One day, when young Merciful was being particularly trying, Great Aunt Prudence took down a tiny shoe from a glass case on the mantlepiece. She placed it solemnly on the table by her chair. She informed young Merciful that her parents had been Wicked Sinners who perished in a shipwreck as part of the Awful Justice of God. A baby had been found at the bottom of the lifeboat, wearing a nightshirt made from a pillowcase, and one soft shoe. A handkerchief had been wrapped around her neck to keep out the cold sea air. This handkerchief was intricately embroidered with the letters A and E in navy blue. These details had been reported by the newspapers at the time of the shipwreck, in an attempt to find any relations of the poor nameless baby.

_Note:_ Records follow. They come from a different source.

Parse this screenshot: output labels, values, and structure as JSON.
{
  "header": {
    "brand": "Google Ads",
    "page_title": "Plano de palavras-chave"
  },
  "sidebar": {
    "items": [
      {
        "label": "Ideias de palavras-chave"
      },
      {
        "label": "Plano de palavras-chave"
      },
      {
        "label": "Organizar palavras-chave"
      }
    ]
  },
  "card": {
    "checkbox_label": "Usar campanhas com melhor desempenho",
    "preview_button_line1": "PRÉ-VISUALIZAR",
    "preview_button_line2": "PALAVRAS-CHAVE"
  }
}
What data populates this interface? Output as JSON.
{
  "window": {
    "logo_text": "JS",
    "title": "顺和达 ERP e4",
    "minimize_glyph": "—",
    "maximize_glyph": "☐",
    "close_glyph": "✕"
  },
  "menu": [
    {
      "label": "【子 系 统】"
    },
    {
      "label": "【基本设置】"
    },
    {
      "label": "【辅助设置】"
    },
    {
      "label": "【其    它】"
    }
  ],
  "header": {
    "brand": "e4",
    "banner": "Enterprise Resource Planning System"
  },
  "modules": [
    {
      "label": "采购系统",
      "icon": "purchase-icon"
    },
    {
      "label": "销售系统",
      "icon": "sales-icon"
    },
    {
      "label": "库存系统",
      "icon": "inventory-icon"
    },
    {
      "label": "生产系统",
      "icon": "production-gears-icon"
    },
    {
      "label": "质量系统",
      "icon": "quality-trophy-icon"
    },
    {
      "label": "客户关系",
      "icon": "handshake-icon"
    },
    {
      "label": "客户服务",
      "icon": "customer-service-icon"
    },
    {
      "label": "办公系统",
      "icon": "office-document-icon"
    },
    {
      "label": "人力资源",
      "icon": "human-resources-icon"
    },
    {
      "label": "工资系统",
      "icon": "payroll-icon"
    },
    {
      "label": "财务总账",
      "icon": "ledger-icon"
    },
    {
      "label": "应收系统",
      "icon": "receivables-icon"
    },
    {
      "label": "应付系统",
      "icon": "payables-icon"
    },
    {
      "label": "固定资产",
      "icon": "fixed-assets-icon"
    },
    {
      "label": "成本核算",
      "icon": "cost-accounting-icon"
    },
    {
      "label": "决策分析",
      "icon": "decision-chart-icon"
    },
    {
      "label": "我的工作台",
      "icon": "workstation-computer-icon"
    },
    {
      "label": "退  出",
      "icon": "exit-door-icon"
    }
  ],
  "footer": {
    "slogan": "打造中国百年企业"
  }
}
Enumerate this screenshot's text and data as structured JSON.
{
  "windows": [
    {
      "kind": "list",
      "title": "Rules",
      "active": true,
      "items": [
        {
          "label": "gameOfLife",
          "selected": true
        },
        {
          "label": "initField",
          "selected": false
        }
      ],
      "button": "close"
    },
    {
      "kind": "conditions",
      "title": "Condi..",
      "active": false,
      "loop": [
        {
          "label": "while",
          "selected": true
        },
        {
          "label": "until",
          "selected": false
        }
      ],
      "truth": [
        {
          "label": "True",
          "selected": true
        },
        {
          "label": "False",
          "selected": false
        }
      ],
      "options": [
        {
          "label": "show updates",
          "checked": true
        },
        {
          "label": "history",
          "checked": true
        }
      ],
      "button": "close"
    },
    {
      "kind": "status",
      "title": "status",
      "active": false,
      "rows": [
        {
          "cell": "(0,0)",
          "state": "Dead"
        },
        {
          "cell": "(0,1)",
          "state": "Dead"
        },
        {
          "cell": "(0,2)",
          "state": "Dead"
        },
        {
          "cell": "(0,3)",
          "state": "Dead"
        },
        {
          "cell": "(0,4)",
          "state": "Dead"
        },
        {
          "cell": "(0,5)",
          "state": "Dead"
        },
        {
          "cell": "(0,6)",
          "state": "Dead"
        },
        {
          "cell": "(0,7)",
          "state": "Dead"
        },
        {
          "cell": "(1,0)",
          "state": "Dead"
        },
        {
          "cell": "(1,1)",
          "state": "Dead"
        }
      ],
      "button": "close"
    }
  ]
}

Prudence Evans (not yet called Great Aunt) recognised the description of the handkerchief as one of a set she had presented to her only nephew, Arthur. After a (brief and never to be spoken of) wrestling with her conscience, Prudence wrote to the harbour master claiming the handkerchief and, reluctantly, the child.
The harbour master's wife brought the baby in a fishing creel. She'd wrapped the little shoe in the handkerchief, and wrapped that in the pillowcase dress. Although it was spoiled by seawater stains, she'd laundered the dress along with the handkerchief, and clothed the baby in a napkin, binder and shirt belonging to her own child.
Great Aunt Prudence (as she now was) discarded the dress as fit only for rags. She unfolded the handkerchief and admired her embroidery. Glancing at the baby she gave a dissatisfied sniff. "I shall have to engage a Young Person. You'll need to stay until I do."
But the harbour master's wife was not impressed by Great Aunt Prudence. She had socks to darn, and bread to bake, and an unruly household to manage. Putting the creel on the hall table, she kissed the baby and marched to the door. "And you can send the clothes and the creel back with the carrier."